Le procès de plusieurs figures emblématiques de l’opposition au président Kaïs Saied s’ouvre ce mardi en Tunisie, dans le cadre d’accusations de « complot contre la sûreté de l’État ». Kaïs Saied mène une lutte implacable contre les voix dissidentes.

La Tunisie s’enfonce dans un système dictatorial. Une quarantaine d’individus, issus de divers courants politiques, sont poursuivis, dont des responsables de partis, des avocats, des figures médiatiques, ainsi que des militants de la société civile. Parmi les personnalités les plus en vue figurent Issam Chebbi, leader du parti Al Joumhouri, le juriste Jawhar Ben Mbarek, et Abdelhamid Jelassi, ancien dirigeant d’Ennahdha. À ces figures s’ajoutent des militants comme Khayam Turki et Chaïma Issa, l’homme d’affaires Kamel Eltaïef, ainsi que Bochra Belhaj Hmida, ex-présidente de l’Association tunisienne des femmes démocrates (ATFD), actuellement en exil en France. Même l’intellectuel français Bernard-Henri Lévy est accusé dans cette affaire.

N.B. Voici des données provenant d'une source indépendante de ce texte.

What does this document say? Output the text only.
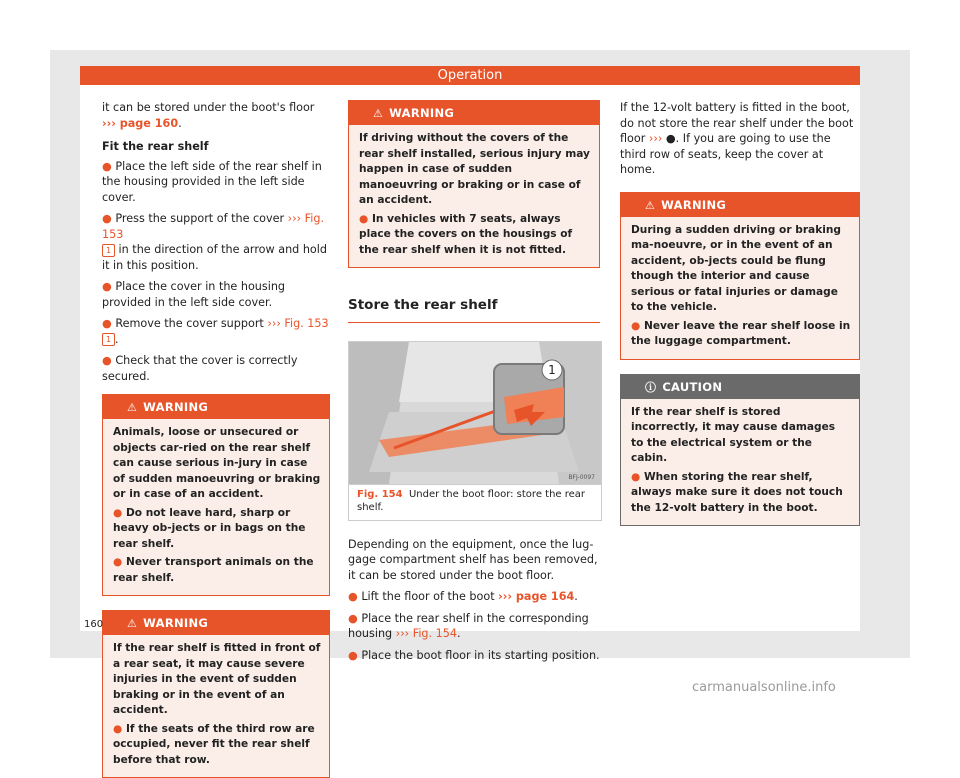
Operation

it can be stored under the boot's floor
››› page 160.

Fit the rear shelf

● Place the left side of the rear shelf in the housing provided in the left side cover.

● Press the support of the cover ››› Fig. 153
1 in the direction of the arrow and hold it in this position.

● Place the cover in the housing provided in the left side cover.

● Remove the cover support ››› Fig. 153 1 .

● Check that the cover is correctly secured.

⚠ WARNING

Animals, loose or unsecured or objects car-ried on the rear shelf can cause serious in-jury in case of sudden manoeuvring or braking or in case of an accident.

● Do not leave hard, sharp or heavy ob-jects or in bags on the rear shelf.

● Never transport animals on the rear shelf.

⚠ WARNING

If the rear shelf is fitted in front of a rear seat, it may cause severe injuries in the event of sudden braking or in the event of an accident.

● If the seats of the third row are occupied, never fit the rear shelf before that row.

⚠ WARNING

If driving without the covers of the rear shelf installed, serious injury may happen in case of sudden manoeuvring or braking or in case of an accident.

● In vehicles with 7 seats, always place the covers on the housings of the rear shelf when it is not fitted.

Store the rear shelf
1
BFJ-0097
Fig. 154 Under the boot floor: store the rear shelf.

Depending on the equipment, once the lug-gage compartment shelf has been removed, it can be stored under the boot floor.

● Lift the floor of the boot ››› page 164.

● Place the rear shelf in the corresponding housing ››› Fig. 154.

● Place the boot floor in its starting position.

If the 12-volt battery is fitted in the boot, do not store the rear shelf under the boot floor ››› ●. If you are going to use the third row of seats, keep the cover at home.

⚠ WARNING

During a sudden driving or braking ma-noeuvre, or in the event of an accident, ob-jects could be flung though the interior and cause serious or fatal injuries or damage to the vehicle.

● Never leave the rear shelf loose in the luggage compartment.

ⓘ CAUTION

If the rear shelf is stored incorrectly, it may cause damages to the electrical system or the cabin.

● When storing the rear shelf, always make sure it does not touch the 12-volt battery in the boot.

160
carmanualsonline.info
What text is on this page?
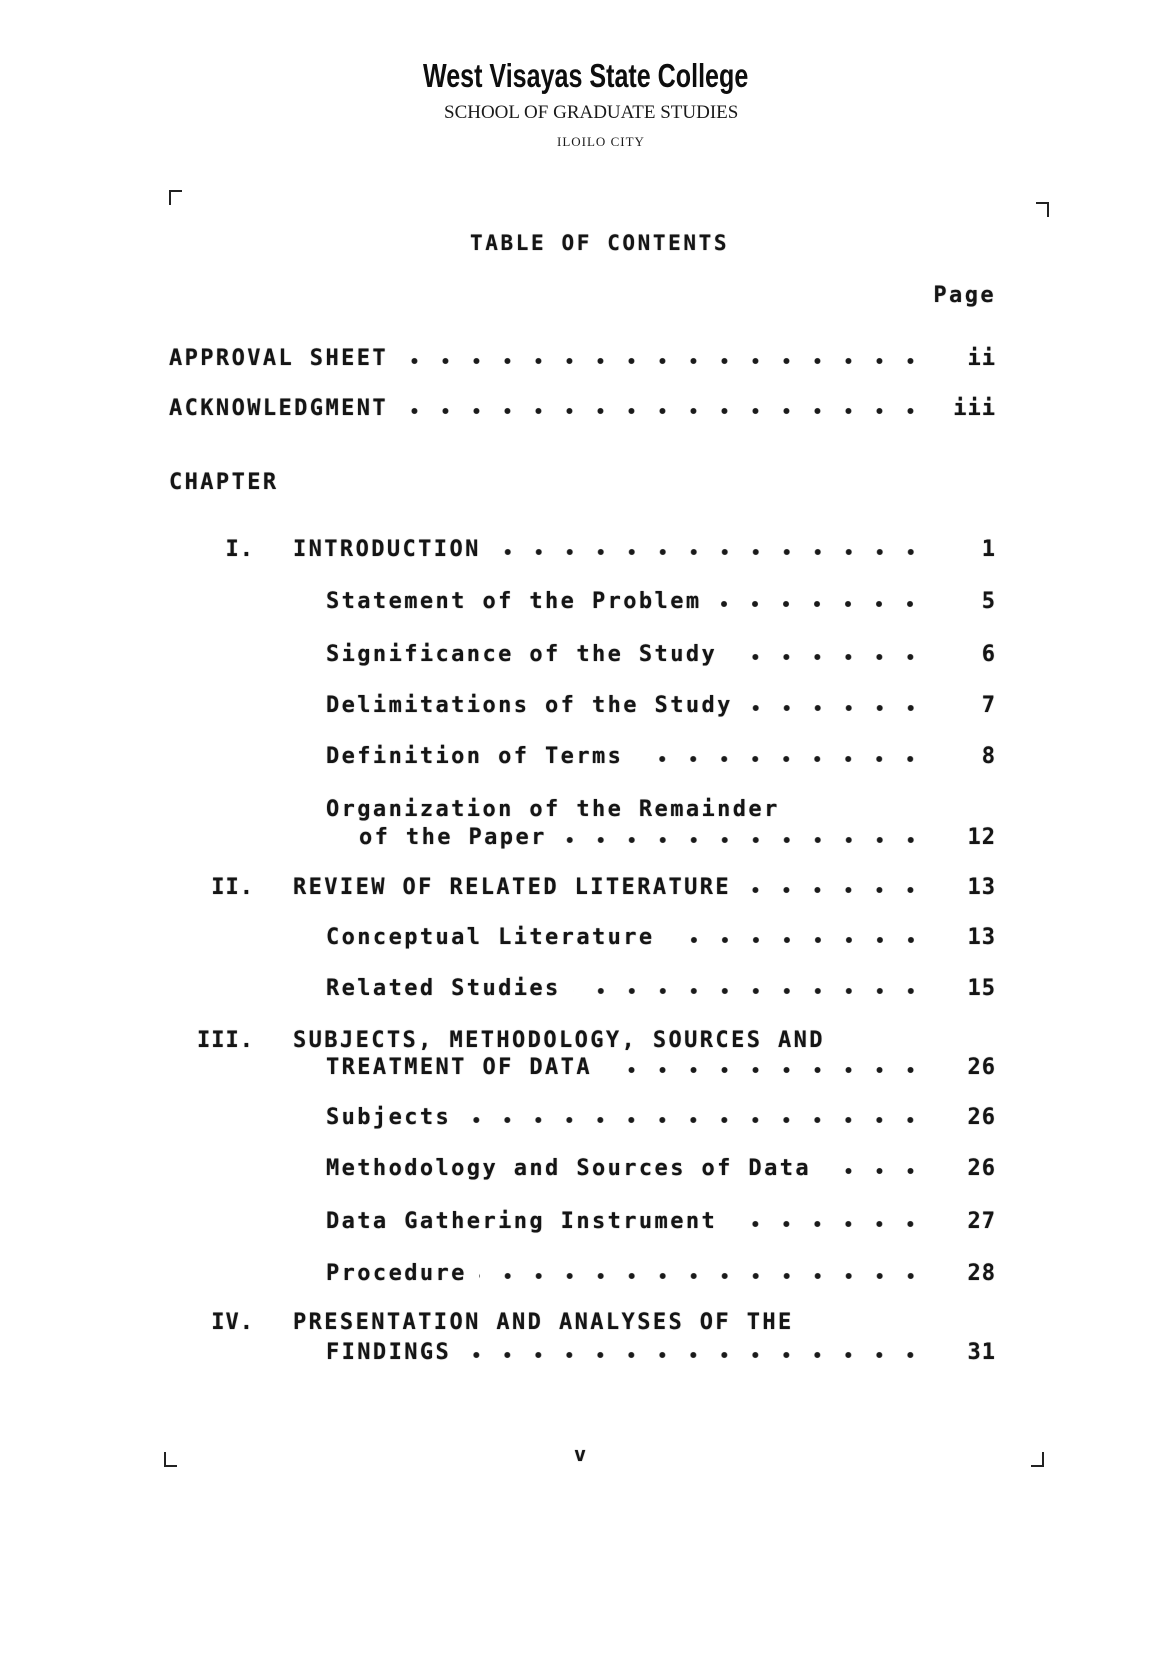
West Visayas State College
SCHOOL OF GRADUATE STUDIES
ILOILO CITY
TABLE OF CONTENTS
Page
APPROVAL SHEET	ii
ACKNOWLEDGMENT	iii
CHAPTER
I. INTRODUCTION	1
Statement of the Problem	5
Significance of the Study	6
Delimitations of the Study	7
Definition of Terms	8
Organization of the Remainder
of the Paper	12
II. REVIEW OF RELATED LITERATURE	13
Conceptual Literature	13
Related Studies	15
III. SUBJECTS, METHODOLOGY, SOURCES AND
TREATMENT OF DATA	26
Subjects	26
Methodology and Sources of Data	26
Data Gathering Instrument	27
Procedure	28
IV. PRESENTATION AND ANALYSES OF THE
FINDINGS	31
v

Les charges qui pèsent contre ces opposants sont lourdes et incluent des accusations de « complot contre la sûreté intérieure et extérieure de l’État » ainsi que d’« adhésion à un groupe terroriste ». Des accusations qui, selon leurs avocats, reposent sur des bases fragiles, notamment de faux témoignages.

Ces personnes risquent des peines de prison sévères, allant jusqu’à la peine capitale dans certains cas. La plupart des inculpés ont été interpellés lors de vagues d’arrestations en 2023, que le président Kaïs Saied avait qualifiées de « lutte contre les terroristes », mais que l’opposition et les organisations de défense des droits humains considèrent comme une répression politique.

La mise en scène judiciaire de ce procès intervient dans un contexte de plus en plus tendu depuis le coup de force de Saied en 2021, lorsqu’il s’est octroyé les pleins pouvoirs et a suspendu la constitution démocratique issue de la révolution de 2011, marquant ainsi un virage autoritaire.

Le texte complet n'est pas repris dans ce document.